Szilágyi András, Skolnick Jeffrey
Center of Excellence in Bioinformatics, University at Buffalo, State University of New York, 901 Washington St, Buffalo, NY 14203, USA.
J Mol Biol. 2006 May 5;358(3):922-33. doi: 10.1016/j.jmb.2006.02.053. Epub 2006 Mar 10.
Structural genomics projects as well as ab initio protein structure prediction methods provide structures of proteins with no sequence or fold similarity to proteins with known functions. These are often low-resolution structures that may only include the positions of C alpha atoms. We present a fast and efficient method to predict DNA-binding proteins from just the amino acid sequences and low-resolution, C alpha-only protein models. The method uses the relative proportions of certain amino acids in the protein sequence, the asymmetry of the spatial distribution of certain other amino acids as well as the dipole moment of the molecule. These quantities are used in a linear formula, with coefficients derived from logistic regression performed on a training set, and DNA-binding is predicted based on whether the result is above a certain threshold. We show that the method is insensitive to errors in the atomic coordinates and provides correct predictions even on inaccurate protein models. We demonstrate that the method is capable of predicting proteins with novel binding site motifs and structures solved in an unbound state. The accuracy of our method is close to another, published method that uses all-atom structures, time-consuming calculations and information on conserved residues.

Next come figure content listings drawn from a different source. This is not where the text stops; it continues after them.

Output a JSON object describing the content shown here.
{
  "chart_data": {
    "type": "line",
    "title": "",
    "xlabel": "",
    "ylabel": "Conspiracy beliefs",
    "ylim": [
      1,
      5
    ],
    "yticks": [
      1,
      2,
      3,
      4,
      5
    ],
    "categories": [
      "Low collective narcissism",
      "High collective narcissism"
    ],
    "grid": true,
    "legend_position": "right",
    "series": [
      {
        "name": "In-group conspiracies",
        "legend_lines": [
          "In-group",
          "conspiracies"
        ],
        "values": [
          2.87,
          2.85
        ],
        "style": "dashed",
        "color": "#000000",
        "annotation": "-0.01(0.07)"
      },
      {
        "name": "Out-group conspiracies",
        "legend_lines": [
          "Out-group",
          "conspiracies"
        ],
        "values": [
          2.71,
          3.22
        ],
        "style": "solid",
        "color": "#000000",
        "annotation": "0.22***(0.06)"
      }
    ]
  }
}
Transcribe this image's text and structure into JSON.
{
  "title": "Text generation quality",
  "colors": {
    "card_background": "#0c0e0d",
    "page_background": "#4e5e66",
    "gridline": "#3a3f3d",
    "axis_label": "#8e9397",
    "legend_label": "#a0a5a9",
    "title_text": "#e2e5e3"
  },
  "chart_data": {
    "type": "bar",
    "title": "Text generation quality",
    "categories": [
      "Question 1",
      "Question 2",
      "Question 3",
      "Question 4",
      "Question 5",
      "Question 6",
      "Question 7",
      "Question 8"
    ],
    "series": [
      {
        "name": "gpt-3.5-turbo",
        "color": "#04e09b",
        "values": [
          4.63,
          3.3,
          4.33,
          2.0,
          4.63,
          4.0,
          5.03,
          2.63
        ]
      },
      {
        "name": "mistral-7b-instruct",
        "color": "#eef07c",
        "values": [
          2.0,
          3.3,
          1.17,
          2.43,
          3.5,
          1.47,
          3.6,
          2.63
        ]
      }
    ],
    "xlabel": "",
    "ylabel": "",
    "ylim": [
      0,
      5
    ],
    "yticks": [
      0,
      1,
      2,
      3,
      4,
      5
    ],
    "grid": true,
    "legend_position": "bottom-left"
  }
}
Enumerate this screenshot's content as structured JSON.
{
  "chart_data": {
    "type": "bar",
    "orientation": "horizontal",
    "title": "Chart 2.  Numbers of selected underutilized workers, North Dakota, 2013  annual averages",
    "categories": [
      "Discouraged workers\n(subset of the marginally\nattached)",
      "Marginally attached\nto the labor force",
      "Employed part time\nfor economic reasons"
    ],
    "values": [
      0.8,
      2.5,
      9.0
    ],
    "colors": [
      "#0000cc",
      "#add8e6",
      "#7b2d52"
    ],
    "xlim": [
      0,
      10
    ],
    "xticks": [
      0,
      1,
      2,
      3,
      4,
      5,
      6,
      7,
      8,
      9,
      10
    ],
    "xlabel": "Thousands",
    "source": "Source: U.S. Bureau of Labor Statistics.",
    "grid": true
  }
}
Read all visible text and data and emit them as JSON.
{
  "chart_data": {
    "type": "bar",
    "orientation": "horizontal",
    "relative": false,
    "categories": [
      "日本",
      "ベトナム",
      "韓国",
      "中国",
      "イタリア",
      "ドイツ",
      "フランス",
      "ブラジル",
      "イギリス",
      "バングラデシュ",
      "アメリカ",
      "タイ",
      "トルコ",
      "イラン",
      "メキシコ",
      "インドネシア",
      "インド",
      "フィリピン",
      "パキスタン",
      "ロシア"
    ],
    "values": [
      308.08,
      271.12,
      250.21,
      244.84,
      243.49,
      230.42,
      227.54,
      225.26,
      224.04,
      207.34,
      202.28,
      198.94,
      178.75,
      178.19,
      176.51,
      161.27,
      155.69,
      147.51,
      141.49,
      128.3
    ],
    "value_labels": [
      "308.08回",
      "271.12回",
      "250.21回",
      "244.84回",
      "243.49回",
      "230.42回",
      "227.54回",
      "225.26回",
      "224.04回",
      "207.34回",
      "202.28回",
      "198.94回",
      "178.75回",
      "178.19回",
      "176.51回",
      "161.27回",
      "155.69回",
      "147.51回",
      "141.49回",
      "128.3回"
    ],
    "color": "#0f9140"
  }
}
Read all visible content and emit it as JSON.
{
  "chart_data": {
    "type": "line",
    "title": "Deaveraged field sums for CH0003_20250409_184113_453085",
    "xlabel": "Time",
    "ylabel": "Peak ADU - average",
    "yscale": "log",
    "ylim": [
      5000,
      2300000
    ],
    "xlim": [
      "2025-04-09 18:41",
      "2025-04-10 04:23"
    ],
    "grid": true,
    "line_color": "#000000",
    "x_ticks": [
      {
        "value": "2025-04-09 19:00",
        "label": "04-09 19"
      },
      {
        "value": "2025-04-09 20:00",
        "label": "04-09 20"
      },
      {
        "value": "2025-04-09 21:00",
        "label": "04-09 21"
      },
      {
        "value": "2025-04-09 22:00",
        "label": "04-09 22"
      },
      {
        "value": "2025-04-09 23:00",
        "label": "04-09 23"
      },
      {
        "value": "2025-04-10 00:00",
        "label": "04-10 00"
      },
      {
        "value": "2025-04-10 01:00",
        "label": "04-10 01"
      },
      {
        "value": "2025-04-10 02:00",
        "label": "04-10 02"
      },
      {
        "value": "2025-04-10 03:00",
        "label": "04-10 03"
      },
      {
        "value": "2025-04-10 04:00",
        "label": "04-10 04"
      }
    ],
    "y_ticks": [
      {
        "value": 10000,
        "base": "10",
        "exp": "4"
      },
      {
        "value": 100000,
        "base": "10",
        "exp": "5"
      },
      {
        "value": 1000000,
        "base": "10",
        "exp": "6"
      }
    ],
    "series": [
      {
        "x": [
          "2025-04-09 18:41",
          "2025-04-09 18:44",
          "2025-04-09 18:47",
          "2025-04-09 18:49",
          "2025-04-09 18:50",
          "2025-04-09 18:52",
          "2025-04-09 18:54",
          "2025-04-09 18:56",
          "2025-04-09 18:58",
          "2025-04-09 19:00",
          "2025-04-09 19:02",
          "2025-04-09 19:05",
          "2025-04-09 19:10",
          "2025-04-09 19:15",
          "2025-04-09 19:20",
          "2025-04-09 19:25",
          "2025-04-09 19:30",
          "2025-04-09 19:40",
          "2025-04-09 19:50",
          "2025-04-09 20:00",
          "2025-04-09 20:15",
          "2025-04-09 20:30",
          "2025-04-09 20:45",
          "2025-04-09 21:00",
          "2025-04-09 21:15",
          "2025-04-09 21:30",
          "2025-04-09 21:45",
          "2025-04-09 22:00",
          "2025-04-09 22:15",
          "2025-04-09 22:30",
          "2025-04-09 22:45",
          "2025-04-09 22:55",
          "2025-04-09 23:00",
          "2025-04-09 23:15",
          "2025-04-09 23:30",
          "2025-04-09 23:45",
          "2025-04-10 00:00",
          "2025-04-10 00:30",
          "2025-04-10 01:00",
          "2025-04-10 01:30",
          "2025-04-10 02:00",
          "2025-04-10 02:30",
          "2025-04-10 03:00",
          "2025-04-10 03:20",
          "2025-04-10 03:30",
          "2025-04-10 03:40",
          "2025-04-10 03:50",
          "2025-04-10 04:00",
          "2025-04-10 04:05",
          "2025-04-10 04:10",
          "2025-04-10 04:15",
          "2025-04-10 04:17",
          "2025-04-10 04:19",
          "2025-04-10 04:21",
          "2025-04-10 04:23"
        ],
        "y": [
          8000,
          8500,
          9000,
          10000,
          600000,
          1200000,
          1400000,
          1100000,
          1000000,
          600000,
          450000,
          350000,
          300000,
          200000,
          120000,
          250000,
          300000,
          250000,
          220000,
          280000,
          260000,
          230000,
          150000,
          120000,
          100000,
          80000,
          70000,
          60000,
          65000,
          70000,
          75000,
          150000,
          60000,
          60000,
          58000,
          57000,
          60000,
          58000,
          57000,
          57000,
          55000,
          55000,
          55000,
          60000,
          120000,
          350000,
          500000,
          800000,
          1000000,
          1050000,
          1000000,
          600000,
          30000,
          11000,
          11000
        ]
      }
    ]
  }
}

结构基因组学项目以及从头算蛋白质结构预测方法提供了与已知功能蛋白质没有序列或折叠相似性的蛋白质结构。这些通常是低分辨率结构,可能只包括Cα原子的位置。我们提出了一种快速有效的方法,仅从氨基酸序列和低分辨率、仅含Cα的蛋白质模型预测DNA结合蛋白。该方法使用蛋白质序列中某些氨基酸的相对比例、其他某些氨基酸空间分布的不对称性以及分子的偶极矩。这些量用于一个线性公式中,系数来自对训练集进行的逻辑回归,并且根据结果是否高于某个阈值来预测DNA结合。我们表明该方法对原子坐标中的误差不敏感,甚至对不准确的蛋白质模型也能提供正确的预测。我们证明该方法能够预测具有新结合位点基序和以未结合状态解析的结构的蛋白质。我们方法的准确性接近另一种已发表的方法,该方法使用全原子结构、耗时的计算以及保守残基的信息。